Who are you and what have you done with my baby?

My second-born was an easy-going type of baby.  Really, you could pretty much put him anywhere, with any toy, and he would be, generally, content.  He ate anything, took beautiful naps, and was blissfully, wonderfully easy.

He’s not really a baby anymore, since he’s starting walking and communicating and all.  Well, this child now has opinions.  Or, should I say, Opinions.  And he is not timid about expressing them.  Unfortunately, his opinions, or rather, desires, are not always, or even usually, easy or possible to fulfill.  And this leads to a very frustrated baby and mommy.

I know this is just a phase, and that it will eventually pass, but right now, it’s exhausting.  It’s like everything I do is unacceptable to him, and consequently, DISASTROUS.  Even though I know it’s irrational, I feel like a total failure.  It’s getting old.  Fast.

Example one:

Sitting in his high chair, he rejects all my options of food choices with a giant sweep of the arm and a vigorous shaking of the head.  I offer him a sippy cup.  Rejected.  Apple slices.  Rejected.  Noodles.  Rejected.  Animal crackers.  Rejected.  He wants the glass on the table.  He gestures toward it, pointing, saying “dat! Dat! DAT!!!!!!!!!!!!”  I try to give him cheese puffs.  Hahahahaha.  As if.  He swoons in frustration and throws all the cheese puffs on the ground.  My carpet is filthy.

Example two:

He wants to go outside.  I try to put on socks and shoes.  Unacceptable.  He vigorously protests.  We go outside.  I pick him up and carry him since his brother has already zoomed up the stairs.  Unacceptable.  He lays down on the ground and sobs.  He wanted to do it himself.

Example three:

It’s bathtime.  I turn on the water, he’s excited.  I take off his sweater.  Still good.  I put him in the bathtub.  Disaster!!  I don’t even know what I did there.  I whip out the bubbles, blow a few.  Success!  Giggles!  Except now he wants to blow the bubbles.  I try to retain the wand.  Unacceptable!!  Tears!  Anguish!

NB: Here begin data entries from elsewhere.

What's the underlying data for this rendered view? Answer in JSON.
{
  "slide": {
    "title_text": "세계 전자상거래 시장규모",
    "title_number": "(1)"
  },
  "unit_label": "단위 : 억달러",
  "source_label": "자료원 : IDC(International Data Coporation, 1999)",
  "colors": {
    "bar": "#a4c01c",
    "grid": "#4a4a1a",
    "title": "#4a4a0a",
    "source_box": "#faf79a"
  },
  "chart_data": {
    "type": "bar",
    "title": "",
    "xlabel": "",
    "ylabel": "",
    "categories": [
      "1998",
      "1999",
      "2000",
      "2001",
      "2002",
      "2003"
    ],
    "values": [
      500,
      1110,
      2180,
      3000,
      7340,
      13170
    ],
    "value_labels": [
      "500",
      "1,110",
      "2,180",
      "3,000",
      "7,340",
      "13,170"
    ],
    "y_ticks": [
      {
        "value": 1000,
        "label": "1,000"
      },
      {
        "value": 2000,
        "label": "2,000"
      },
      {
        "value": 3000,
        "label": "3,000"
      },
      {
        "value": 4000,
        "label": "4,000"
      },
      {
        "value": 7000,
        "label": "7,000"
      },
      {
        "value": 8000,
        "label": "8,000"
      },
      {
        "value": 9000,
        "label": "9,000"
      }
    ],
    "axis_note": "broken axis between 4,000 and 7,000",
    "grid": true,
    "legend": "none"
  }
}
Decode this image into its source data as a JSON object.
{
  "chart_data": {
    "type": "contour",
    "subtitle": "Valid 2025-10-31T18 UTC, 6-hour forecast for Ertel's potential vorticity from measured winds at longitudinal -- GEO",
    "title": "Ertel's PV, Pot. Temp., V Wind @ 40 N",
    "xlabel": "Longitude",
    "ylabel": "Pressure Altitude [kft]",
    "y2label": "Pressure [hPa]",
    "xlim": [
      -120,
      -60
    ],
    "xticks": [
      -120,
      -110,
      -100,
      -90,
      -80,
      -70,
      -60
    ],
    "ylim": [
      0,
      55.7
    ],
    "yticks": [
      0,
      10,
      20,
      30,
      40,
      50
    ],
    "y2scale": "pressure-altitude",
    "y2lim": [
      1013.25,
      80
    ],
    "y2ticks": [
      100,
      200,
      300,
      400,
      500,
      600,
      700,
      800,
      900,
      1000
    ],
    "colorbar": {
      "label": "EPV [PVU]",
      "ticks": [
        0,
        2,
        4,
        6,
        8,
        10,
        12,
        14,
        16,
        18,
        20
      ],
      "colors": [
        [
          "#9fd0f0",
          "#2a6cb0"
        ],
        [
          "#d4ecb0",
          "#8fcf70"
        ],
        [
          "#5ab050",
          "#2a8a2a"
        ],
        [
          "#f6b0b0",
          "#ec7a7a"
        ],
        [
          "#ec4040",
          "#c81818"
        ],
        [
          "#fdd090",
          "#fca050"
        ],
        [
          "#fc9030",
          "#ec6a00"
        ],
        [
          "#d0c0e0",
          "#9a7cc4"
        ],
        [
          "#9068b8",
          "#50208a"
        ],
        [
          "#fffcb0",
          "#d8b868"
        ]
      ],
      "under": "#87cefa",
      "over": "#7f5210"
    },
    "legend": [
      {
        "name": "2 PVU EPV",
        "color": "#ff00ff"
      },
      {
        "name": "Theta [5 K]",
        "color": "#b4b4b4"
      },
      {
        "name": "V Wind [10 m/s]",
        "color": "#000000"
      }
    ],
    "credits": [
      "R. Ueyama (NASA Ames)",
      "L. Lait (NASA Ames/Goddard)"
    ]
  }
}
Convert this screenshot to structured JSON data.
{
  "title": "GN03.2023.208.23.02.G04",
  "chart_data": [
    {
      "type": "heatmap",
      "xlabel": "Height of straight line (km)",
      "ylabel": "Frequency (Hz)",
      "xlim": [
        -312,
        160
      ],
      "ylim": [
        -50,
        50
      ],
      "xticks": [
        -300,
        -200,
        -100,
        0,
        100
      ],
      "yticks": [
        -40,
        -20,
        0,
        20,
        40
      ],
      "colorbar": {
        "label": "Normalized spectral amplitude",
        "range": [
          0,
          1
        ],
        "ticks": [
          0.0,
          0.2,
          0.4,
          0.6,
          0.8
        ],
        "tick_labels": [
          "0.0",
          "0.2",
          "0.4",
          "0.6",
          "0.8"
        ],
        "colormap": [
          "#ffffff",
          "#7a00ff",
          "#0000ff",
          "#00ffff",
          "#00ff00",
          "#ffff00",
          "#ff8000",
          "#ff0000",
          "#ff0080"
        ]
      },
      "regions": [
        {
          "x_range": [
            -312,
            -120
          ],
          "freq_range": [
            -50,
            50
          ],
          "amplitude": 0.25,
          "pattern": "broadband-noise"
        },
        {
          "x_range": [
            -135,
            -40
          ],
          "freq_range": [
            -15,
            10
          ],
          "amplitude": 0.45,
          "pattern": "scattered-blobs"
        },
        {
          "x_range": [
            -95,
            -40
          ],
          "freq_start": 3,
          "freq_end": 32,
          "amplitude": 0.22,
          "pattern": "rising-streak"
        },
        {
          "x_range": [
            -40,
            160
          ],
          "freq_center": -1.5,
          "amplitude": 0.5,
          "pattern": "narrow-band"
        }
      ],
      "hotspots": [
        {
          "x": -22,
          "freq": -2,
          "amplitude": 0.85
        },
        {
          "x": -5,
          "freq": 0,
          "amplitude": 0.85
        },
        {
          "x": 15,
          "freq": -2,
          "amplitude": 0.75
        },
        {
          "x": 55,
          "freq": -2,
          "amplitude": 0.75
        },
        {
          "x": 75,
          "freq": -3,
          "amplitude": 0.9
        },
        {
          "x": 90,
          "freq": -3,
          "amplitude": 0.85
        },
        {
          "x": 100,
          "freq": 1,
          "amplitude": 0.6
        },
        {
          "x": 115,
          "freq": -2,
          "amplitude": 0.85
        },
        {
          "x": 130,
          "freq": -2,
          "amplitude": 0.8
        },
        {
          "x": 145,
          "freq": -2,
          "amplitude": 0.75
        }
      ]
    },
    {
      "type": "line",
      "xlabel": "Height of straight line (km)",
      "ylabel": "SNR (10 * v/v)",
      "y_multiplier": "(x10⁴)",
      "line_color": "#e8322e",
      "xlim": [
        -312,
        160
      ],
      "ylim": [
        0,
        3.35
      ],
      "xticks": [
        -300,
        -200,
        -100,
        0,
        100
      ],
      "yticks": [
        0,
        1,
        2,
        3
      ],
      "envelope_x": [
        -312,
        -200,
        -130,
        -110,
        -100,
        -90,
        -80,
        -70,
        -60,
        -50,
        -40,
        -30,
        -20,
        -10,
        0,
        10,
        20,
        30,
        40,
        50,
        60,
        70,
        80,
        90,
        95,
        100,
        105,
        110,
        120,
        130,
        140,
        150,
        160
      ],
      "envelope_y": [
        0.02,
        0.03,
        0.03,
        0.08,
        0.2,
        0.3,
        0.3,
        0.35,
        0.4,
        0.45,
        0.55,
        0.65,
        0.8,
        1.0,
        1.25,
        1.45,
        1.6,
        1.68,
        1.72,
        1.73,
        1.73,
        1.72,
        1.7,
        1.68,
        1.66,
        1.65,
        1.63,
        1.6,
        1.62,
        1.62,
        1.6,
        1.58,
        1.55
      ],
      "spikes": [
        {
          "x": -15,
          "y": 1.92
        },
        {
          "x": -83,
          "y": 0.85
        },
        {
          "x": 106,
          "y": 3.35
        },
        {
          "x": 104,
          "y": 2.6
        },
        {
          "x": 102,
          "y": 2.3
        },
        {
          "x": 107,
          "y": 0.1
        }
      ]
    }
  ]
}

I give him the wand, and we blow bubbles “together.”  Success.  Smiles again.  Now he wants the bottle, too.  I try to help him put it on the edge of the bathtub.  Disaster!  He wants to do it himself!!!  Tears!  Anguish!  I let him put in on the edge.  Now he wants to put it IN the tub.  I don’t let him.  Oh, the horror!!  So I pour out the solution into the sink and give him the empty bottle.  SUPER Unacceptable.  He is inconsolable for the rest of the bath.

This goes on all day.  All day.  And this is in addition to whatever drama my dramatic first-born is up to (though, thankfully, he’s less dramatic than this).  Or that I am up to.  It’s seriously exhausting.  I can’t wait for this phase to be over.

8 thoughts on “Who are you and what have you done with my baby?

  1. Oh boy. This too shall pass. Hopefully quickly.

    I can relate, though. Joey has been that way since birth. Since he had a speech delay, we went through a very frustrating year or more of him not being able to communicate his desires, or him trying and me not getting it right. Now he speaks beautifully, but doesn’t get it when he uses his words and still doesn’t get what he wants. He has the patience of a gnat, and, although he can talk, sometimes he’d rather yell and shout. Now that he’s almost 4, there have been huge improvements, (for which I am SO grateful!) I’m also hip to his game by this time, and I have developed all kinds of distractions and redirections when he starts getting wound up.

    Although DE is a little young, I would definitely start explaining to him about his feelings. Sad, mad, happy. This has helped tremendously with Joey. He’ll say, “Joey sad.” Or if something happened at school, he’ll say, “Joey sad to school.” Just having me understand that he is sad about something seems to make him feel better. His frustration or sadness has been communicated.

    And bathtub crayons are awesome.

    1. distraction is the best tool ever. I need to remember to use it. And I really like the idea of explaining DE’s emotions to him. His older brother is already good about telling me how he’s feeling (nothing is more delicious than him saying to me “Mommy – I happy!”), and why not start DE? Thanks!